Anthony Thomas, Murray Bryce W, Sum-Ping John T, Lenkovsky Fima, Vornik Vadim D, Parker Betty J, McFarlin Jackie E, Hartless Kathleen, Huerta Sergio
Department of Surgical Services, Veterans Affairs North Texas Health Care System, 4500 S. Lancaster Road, Dallas, TX 75216, USA.
Arch Surg. 2011 Mar;146(3):263-9. doi: 10.1001/archsurg.2010.249. Epub 2010 Nov 15.
To determine if an evidence-based practice bundle would result in a significantly lower rate of surgical site infections (SSIs) when compared with standard practice.
Single-institution, randomized controlled trial with blinded assessment of main outcome. The trial opened in April 2007 and was closed in January 2010.
Veterans Administration teaching hospital.
Patients who required elective transabdominal colorectal surgery were eligible. A total of 241 subjects were approached, 211 subjects were randomly allocated to 1 of 2 interventions, and 197 were included in an intention-to-treat analysis.
Subjects received either a combination of 5 evidenced-based practices (extended arm) or were treated according to our current practice (standard arm). The interventions in the extended arm included (1) omission of mechanical bowel preparation; (2) preoperative and intraoperative warming; (3) supplemental oxygen during and immediately after surgery; (4) intraoperative intravenous fluid restriction; and (5) use of a surgical wound protector.
Overall SSI rate at 30 days assessed by blinded infection control coordinators using standardized definitions.
The overall rate of SSI was 45% in the extended arm of the study and 24% in the standard arm (P = .003). Most of the increased number of infections in the extended arm were superficial incisional SSIs (36% extended arm vs 19% standard arm; P = .004). Multivariate analysis suggested that allocation to the extended arm of the trial conferred a 2.49-fold risk (95% confidence interval, 1.36-4.56; P = .003) independent of other factors traditionally associated with SSI.
An evidence-based intervention bundle did not reduce SSIs.

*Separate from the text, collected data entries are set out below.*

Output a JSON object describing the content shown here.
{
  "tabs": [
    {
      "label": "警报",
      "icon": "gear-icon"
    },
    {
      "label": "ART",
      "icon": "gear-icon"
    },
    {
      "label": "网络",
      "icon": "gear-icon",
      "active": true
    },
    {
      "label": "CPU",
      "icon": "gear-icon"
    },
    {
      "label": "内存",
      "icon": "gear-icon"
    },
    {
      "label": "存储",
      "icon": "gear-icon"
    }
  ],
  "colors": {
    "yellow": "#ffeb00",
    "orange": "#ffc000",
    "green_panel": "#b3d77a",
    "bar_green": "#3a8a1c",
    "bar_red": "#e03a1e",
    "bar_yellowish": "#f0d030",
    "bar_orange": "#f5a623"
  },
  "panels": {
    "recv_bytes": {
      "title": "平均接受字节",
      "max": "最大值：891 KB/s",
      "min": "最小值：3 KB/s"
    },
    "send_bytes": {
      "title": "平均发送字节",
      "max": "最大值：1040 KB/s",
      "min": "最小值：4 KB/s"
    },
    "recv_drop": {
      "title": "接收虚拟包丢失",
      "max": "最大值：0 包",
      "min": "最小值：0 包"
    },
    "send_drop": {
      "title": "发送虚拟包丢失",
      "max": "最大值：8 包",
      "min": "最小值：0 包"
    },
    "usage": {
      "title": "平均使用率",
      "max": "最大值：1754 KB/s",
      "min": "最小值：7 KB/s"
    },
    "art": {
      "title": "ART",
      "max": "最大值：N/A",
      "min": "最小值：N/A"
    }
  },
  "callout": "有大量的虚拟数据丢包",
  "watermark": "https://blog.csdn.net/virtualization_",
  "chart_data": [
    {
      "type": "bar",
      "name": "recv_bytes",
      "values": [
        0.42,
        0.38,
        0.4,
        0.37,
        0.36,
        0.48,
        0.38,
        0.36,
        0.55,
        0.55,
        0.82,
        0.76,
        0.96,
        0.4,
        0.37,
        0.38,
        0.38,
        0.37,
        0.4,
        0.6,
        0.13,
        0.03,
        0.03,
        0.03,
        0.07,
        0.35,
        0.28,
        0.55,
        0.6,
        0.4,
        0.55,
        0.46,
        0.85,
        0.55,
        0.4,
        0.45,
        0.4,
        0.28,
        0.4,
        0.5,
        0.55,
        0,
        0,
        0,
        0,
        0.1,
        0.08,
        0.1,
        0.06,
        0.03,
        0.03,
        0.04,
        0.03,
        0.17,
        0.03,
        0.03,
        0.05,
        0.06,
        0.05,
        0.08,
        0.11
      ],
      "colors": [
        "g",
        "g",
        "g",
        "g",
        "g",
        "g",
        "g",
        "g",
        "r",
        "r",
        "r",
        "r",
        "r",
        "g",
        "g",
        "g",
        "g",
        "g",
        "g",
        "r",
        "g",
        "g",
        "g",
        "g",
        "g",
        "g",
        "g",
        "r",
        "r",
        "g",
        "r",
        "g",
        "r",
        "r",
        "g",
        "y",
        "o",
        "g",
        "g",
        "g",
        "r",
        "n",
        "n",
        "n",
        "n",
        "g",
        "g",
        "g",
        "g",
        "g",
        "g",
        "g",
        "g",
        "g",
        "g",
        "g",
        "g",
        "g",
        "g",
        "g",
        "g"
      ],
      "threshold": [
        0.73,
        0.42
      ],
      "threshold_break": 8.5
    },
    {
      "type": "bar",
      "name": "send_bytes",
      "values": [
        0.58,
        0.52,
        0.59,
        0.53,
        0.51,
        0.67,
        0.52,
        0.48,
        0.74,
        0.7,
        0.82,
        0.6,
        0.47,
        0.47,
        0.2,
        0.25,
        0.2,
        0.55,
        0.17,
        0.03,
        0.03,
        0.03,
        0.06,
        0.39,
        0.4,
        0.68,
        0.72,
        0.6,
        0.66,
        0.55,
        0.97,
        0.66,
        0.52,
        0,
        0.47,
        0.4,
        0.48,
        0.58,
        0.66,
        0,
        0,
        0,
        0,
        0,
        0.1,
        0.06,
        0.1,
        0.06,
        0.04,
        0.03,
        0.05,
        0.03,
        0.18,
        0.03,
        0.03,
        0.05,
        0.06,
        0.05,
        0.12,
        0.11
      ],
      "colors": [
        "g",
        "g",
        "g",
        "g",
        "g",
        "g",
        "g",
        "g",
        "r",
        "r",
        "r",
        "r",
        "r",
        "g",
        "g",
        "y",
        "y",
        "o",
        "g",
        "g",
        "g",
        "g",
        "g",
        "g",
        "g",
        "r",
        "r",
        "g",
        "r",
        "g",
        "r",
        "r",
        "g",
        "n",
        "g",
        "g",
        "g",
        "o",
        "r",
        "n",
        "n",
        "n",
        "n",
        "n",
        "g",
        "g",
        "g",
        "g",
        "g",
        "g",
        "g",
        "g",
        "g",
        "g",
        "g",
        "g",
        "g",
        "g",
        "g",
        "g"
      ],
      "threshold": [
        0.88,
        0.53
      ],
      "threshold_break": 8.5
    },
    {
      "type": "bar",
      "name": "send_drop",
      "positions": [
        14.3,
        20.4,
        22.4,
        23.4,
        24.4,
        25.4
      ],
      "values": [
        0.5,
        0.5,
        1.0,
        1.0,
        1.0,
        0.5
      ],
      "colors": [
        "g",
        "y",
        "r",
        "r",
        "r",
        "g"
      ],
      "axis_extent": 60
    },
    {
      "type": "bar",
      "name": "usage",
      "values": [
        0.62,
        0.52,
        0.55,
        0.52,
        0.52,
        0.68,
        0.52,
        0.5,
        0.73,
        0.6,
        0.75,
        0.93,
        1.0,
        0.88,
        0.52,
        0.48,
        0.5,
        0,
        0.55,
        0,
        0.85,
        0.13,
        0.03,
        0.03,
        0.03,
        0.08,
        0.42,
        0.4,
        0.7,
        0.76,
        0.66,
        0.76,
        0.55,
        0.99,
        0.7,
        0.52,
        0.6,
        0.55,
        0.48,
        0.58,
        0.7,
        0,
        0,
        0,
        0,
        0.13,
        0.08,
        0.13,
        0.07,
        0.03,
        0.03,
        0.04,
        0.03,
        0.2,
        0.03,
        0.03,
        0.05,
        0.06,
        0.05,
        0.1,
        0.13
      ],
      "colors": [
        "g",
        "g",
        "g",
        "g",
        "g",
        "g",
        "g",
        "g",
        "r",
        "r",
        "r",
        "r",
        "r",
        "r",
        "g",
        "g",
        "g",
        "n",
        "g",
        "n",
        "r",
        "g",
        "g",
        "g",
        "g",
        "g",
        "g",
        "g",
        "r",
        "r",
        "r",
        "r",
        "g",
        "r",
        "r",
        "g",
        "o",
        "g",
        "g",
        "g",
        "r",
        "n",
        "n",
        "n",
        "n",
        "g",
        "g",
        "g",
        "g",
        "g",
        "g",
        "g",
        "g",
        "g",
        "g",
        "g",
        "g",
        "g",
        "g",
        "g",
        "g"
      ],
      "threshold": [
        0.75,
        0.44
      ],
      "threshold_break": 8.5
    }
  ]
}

The bundling of interventions, even when the constituent interventions have been individually tested, does not have a predictable effect on outcome. Formal testing of bundled approaches should occur prior to implementation.
确定与标准治疗相比,循证实践组合是否会显著降低手术部位感染(SSI)率。
单机构、随机对照试验,对主要结局进行盲法评估。该试验于2007年4月开始,2010年1月结束。
退伍军人管理局教学医院。
需要择期经腹结直肠手术的患者符合条件。共纳入241名受试者,211名受试者被随机分配至2种干预措施中的1种,197名受试者纳入意向性分析。
受试者接受5种循证实践的组合(强化组)或按照我们当前的治疗方法进行治疗(标准组)。强化组的干预措施包括:(1)不进行机械肠道准备;(2)术前及术中保暖;(3)手术期间及术后即刻补充氧气;(4)术中静脉输液限制;(5)使用手术伤口保护器。
由盲法感染控制协调员使用标准化定义评估30天时的总体SSI率。
研究强化组的总体SSI率为45%,标准组为24%(P = .003)。强化组感染增加的病例多数为表浅切口SSI(强化组36% vs标准组19%;P = .004)。多变量分析表明,分配至试验强化组会带来2.49倍的风险(95%置信区间,1.36 - 4.56;P = .003),且独立于其他传统上与SSI相关的因素。
循证干预组合并未降低SSI。干预措施的组合,即使其组成干预措施已单独进行过测试,对结局也没有可预测的影响。在实施之前应进行组合方法的正式测试。